少年たちは現在(いま)・・・ 11 フリースクールからかいま見た姿
塚田 明人
待望塾代表
幼い日の記憶
五歳のとき、Sさんは都会から、山村に引っ越してきた。芸術家の父親がアトリエを自然あふれる山村に移したからであった。しかしその自然の美しさとは裏腹に、村人との関係は難しかった。地縁、血縁で固く結びついた村人にとって、彼らのような初めての都会人は珍奇な「よそ者」であったからだ。そんなSさんの幼い日の記憶を紹介したい。「私が、初めてこの村の保育園に入園した日、園児たちの、めずらしい動物でも見るような眼差しが私に一斉に注がれました。その時の彼らの目のおそろしさは十年以上を経た今でも、心に焼きついて忘れられません。父にも同様の苦労があったようで、犬を連れて父と散歩するとき、『こんな村からは引っ越してしまいたい』と、よくつぶやきました。そして、酒を飲んで悪酔いすると、その思いを暴力や暴言で家族にあたるようになりました。そんなとき私は、たいてい父のなだめ役を期待されましたが、『どうして私が、そんな役をしなくてはいけないのか!』とやりきれない思いでいっぱいでした。
そんな日々が続き、やがて小学校四年生になりました。そして学校へ行くのがつらくなりました。憂うつな気持ちが心を占め、友だちを傷つけてしまうのではと不安がでてきたからです。そんなことで、自分の部屋に閉じこもっていると、父が来て『どうして学校へ行かないのだ!』と叱責しました。けれど幼かった私は、自分のそのような気持ちを言葉で表せなくて、『理由はない』としか答えられませんでした。すると父は、無理やり私を家から引きずり出して学校まで連れていきました。私は、引きずられて足に怪我をしてしまいました。そして『これでは、家にいるほうが学校にいるよりつらい』と思って、一週間で学校に戻りました。しかし私の心の中には『どうしてこのような理不尽な目にあうのか』『何か父の気に入らないことをすると、理由もなくひどいことをされるのではないか』という不安が生まれ、父に対して率直に話ができなくなってしまいました。

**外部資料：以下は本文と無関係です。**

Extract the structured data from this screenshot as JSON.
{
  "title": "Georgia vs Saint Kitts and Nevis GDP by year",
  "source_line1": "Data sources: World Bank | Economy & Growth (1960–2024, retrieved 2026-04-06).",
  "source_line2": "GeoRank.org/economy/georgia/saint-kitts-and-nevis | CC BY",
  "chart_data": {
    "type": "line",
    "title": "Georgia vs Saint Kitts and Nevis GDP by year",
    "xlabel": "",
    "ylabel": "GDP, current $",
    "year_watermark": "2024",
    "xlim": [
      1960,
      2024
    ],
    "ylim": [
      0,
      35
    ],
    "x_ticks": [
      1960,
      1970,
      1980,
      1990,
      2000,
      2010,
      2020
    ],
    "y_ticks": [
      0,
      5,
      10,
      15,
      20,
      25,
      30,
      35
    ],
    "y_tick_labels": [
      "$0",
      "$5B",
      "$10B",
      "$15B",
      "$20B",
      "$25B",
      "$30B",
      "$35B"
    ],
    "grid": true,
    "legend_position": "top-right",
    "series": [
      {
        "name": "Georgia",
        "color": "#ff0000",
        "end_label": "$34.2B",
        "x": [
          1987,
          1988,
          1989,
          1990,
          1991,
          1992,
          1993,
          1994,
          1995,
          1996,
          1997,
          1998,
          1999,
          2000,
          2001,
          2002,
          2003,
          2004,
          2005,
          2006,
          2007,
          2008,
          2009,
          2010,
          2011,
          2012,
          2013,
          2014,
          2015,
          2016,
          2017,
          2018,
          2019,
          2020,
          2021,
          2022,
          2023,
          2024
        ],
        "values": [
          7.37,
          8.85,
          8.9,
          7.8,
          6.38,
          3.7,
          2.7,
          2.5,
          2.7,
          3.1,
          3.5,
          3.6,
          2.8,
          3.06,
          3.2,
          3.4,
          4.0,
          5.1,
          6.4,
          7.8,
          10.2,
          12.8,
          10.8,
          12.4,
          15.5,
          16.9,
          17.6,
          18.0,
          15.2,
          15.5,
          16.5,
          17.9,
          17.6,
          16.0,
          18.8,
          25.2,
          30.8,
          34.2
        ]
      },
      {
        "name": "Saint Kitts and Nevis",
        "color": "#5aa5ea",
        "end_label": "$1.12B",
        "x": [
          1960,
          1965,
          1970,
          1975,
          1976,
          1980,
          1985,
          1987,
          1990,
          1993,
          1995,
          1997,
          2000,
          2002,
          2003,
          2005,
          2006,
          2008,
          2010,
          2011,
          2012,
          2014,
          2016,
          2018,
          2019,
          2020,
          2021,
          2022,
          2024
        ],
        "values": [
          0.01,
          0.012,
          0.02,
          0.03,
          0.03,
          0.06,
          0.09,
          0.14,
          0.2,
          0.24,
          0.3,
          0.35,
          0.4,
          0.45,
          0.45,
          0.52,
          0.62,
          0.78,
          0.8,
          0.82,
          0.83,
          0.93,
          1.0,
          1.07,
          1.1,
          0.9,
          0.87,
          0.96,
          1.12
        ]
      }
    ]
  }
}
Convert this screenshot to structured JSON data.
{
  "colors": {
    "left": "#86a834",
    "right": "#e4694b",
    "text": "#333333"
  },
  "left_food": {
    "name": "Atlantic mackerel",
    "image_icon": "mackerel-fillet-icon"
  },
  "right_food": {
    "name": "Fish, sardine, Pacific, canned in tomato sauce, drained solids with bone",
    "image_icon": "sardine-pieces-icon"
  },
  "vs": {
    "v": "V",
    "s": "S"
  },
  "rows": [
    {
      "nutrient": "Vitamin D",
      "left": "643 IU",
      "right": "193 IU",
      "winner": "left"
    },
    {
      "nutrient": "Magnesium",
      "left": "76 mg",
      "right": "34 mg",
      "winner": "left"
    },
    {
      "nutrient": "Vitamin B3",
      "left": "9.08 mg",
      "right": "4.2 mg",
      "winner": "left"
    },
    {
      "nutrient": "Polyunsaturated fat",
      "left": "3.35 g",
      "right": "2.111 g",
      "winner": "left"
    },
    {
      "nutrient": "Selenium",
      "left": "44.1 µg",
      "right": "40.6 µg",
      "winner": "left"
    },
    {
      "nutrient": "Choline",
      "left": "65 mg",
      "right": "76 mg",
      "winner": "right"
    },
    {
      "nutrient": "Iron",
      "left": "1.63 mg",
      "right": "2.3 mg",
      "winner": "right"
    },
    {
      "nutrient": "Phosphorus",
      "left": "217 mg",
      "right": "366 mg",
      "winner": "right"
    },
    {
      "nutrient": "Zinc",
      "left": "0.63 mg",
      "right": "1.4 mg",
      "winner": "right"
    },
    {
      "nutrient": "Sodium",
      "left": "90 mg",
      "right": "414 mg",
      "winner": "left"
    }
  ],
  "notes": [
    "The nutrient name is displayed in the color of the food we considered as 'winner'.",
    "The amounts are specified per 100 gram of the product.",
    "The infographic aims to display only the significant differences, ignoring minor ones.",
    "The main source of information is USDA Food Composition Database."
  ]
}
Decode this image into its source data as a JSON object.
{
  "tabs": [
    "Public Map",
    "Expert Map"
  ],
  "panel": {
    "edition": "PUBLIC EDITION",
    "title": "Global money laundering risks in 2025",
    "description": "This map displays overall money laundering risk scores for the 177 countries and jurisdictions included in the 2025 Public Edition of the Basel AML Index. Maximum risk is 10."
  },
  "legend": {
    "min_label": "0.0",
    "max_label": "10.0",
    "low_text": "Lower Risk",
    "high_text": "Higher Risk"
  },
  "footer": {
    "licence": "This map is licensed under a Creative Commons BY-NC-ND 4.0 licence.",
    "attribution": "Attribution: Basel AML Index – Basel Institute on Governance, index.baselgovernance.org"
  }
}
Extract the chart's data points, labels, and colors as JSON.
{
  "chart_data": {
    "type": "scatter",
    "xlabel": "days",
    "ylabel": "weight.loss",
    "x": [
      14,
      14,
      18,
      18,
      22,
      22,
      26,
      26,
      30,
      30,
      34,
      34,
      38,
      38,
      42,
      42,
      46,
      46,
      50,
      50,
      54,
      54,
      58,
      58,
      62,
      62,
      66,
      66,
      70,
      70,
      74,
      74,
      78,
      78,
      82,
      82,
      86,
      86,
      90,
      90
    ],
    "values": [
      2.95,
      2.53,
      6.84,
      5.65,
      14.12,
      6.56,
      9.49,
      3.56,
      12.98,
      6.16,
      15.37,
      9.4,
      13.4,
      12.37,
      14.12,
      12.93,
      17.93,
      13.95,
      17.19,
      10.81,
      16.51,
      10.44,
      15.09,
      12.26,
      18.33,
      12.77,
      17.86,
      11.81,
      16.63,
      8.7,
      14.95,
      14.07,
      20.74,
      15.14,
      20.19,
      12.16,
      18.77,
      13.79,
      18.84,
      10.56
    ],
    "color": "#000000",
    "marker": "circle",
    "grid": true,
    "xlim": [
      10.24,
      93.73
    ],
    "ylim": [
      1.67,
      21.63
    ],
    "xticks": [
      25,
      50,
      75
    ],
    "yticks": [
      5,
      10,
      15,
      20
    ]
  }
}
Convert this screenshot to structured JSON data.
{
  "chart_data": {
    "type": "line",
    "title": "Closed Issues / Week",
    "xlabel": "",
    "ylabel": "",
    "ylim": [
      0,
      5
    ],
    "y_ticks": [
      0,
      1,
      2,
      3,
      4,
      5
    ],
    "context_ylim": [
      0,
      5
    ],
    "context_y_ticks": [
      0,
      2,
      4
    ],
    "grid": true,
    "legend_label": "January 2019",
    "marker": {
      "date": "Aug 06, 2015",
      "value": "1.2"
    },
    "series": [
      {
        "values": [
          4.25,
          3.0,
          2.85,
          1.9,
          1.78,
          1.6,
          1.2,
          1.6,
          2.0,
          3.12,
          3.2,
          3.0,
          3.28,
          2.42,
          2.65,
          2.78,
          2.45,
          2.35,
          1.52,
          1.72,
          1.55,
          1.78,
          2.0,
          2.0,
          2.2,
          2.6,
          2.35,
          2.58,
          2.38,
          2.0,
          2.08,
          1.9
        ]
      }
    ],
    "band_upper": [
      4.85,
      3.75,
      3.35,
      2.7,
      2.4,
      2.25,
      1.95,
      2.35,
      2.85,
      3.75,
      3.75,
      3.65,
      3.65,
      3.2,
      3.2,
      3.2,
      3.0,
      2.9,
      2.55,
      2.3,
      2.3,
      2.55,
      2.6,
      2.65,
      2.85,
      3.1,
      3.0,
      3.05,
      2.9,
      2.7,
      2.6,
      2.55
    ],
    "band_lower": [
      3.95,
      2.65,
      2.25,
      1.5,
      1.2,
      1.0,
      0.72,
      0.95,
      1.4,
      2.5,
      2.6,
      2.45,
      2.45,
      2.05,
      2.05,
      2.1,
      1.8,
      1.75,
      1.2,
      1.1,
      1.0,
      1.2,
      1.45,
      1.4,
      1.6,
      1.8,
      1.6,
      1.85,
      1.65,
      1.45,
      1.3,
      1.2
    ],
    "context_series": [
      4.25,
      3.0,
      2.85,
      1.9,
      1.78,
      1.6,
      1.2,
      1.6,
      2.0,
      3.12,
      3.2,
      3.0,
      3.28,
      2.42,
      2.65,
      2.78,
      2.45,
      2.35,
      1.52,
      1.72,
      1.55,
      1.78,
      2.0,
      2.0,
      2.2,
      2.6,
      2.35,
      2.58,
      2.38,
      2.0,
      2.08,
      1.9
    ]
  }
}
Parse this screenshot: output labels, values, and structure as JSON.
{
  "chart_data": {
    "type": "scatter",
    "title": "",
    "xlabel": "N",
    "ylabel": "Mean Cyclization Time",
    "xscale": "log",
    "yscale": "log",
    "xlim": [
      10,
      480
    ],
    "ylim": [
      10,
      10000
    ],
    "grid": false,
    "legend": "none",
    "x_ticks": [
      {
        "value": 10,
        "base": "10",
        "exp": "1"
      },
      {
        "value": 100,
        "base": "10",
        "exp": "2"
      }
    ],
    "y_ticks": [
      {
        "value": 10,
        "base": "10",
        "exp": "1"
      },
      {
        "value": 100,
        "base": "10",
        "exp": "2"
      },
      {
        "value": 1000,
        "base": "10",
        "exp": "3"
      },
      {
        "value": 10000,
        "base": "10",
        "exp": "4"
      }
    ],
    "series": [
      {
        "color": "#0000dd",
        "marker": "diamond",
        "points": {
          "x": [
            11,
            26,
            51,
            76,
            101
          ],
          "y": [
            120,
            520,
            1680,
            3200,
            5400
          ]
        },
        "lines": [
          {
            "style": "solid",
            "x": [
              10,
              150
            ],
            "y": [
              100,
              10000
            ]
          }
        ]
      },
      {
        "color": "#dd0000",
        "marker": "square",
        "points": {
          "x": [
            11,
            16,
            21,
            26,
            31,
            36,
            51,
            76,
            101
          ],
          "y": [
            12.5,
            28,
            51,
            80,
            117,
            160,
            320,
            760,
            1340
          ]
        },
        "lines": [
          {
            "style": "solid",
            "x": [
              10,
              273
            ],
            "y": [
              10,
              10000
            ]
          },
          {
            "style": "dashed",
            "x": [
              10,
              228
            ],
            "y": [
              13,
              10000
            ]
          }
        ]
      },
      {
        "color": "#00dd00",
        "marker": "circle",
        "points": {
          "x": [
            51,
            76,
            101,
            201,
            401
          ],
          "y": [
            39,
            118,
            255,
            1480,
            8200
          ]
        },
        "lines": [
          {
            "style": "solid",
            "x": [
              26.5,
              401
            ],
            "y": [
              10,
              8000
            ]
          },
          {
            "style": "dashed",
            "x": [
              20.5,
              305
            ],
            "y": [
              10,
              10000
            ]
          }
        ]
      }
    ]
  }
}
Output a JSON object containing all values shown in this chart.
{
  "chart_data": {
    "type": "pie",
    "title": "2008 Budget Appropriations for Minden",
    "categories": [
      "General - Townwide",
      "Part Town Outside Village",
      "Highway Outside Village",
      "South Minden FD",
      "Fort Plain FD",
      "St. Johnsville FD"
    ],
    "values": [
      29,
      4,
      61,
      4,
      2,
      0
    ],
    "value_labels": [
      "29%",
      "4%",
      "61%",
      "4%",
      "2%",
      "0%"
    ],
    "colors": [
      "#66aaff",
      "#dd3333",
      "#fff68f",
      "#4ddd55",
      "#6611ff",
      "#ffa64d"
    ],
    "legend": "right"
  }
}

またその一週間の間にこんなことがありました。私がこっそり家から出て、物陰に座っていると母と祖母が洗濯物を干しながら話をしていました。『あの子には、こまったものですね。どこかの施設にでも入れないとだめでしょうか』私がいないと思って話していたことですが、私はこれを聞いて、学校へ行かないと親から見捨てられてしまう、という思いを持ってしまいました。そしてそれ以来『何か悪いことをすると、親は私を見捨ててしまうのでは』と不安におびえるようになりました……」
Sさんは、その後中学生になってから、再び不登校になったが、そのときは、両親はとても理解のある対応で、責めたり、無理強いをすることはまったくなかったという。しかし、心には、この幼いときの記憶が深くしみこんで、今も親との感情的な葛藤で苦しむという。
私は、彼女のこの幼いときの記憶を総計六時間以上も聞いた。聞いている場所に、十字架のキリストがともにいて、この幼かったときのSさんのさみしさや理不尽さに涙を流していてくださることだけを思い、一心に聞いていた。すると自分自身の心の昔話が語られているような思いがし、私の心もいやされていくような不思議な感じがした。
私(筆者)の家にも複雑な事情があった。父と父の義理の母になる私の祖母の間には、いつも深い確執があり、私は幼い日々をいつもその間ではらはらと、両方の顔色を見ながら、不安やおびえを感じながら成長した苦しい記憶があるからだ。そのような記憶を、子どもの目からながめるとどのような風景となるかを、Sさんは生き生きと描写してくれた。
今Sさんは、二十歳近くになり、そのような幼い日の記憶は、テープレコーダーのように、確実に保存されている。そして今度は自分が親の立場となって、新しい家族を作ろうとするとき、親と同じ思考パターンや行動パターンを繰り返して、過ちの再生産をしてしまう。このことは、私自身の過ちだらけの家族の歩みを振り返っても、その通りだと認めざるをえない。
私は、そのSさんのかたわらで、「幼い日の記憶からの自由」というテーマを考えながら、彼女の心の自立に向かっての長い歩みを見守っていきたいと思う。